Ms. Hall: We have a new catalogue coming out in a month announcing the titles planned for next season?we can’t wait to let people know about the forthcoming books we’re excited about! We will also be building on already established partnerships with the University of South Africa Press and the Canadian Committee on Labour History. In addition, we’ll be displaying our books at the Congress for Social Sciences and Humanities being held in Calgary this year along with the University of Alberta Press and the University of Calgary Press. Students, staff, and faculty will also have a chance to see our books on display at Convocation in June in Athabasca, a wonderful chance for us to meet the people of AU in person.

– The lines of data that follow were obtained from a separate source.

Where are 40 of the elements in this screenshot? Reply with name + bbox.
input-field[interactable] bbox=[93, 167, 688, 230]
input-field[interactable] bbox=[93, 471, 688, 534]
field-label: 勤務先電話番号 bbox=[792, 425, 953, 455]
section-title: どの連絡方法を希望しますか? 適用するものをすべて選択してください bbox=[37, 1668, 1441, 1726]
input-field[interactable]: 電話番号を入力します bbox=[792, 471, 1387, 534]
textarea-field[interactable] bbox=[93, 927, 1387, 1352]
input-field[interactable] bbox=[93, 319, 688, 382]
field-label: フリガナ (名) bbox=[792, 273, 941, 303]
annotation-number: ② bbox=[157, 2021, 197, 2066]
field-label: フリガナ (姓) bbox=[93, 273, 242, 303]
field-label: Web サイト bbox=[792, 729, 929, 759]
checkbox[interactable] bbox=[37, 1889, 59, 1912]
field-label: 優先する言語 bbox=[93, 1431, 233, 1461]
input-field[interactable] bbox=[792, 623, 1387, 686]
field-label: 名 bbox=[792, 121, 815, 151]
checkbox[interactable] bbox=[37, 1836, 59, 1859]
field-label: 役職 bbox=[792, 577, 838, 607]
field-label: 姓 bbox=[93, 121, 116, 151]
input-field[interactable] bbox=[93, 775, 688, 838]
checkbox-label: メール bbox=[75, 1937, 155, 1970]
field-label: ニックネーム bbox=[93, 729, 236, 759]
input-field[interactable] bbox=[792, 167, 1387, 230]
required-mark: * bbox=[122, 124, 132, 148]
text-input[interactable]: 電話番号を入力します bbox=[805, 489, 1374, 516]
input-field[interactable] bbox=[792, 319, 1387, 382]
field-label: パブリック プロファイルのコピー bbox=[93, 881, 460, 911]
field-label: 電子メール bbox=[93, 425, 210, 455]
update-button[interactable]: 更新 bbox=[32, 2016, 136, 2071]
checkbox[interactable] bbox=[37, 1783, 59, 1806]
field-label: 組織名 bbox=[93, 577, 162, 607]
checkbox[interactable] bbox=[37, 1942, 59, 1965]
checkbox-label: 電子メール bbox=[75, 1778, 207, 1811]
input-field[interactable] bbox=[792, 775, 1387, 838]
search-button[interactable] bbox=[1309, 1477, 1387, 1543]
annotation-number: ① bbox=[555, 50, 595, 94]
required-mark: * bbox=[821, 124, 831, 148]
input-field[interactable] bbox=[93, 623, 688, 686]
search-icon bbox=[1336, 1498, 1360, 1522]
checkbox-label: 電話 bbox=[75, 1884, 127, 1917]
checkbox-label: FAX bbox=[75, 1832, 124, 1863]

Thank you for your time, Ms. Hall.

References
AU Press. (2016). AU Press.
Retrieved from http://www.aupress.ca/index.php/.
Holway, P. & Hall, M. (2014, October 24). AU Press, the first open access university press in North America.
Retrieved from http://www.ideas-idees.ca/blog/au-press-first-open-access-university-press-north-america.

Scott Douglas Jacobsen is an AUSU Councillor. He works with various organizations, and runs In-Sight: Independent Interview-Based Journal, and In-Sight Publishing.

— From May 6, this interview gives us a look at a department of AU that many students likely don’t know exists, but really should, not only because it means free stuff, but it’s something that adds to AU’s credibility and can be mentioned when people ask, “Distance university? You mean like degrees by mail?”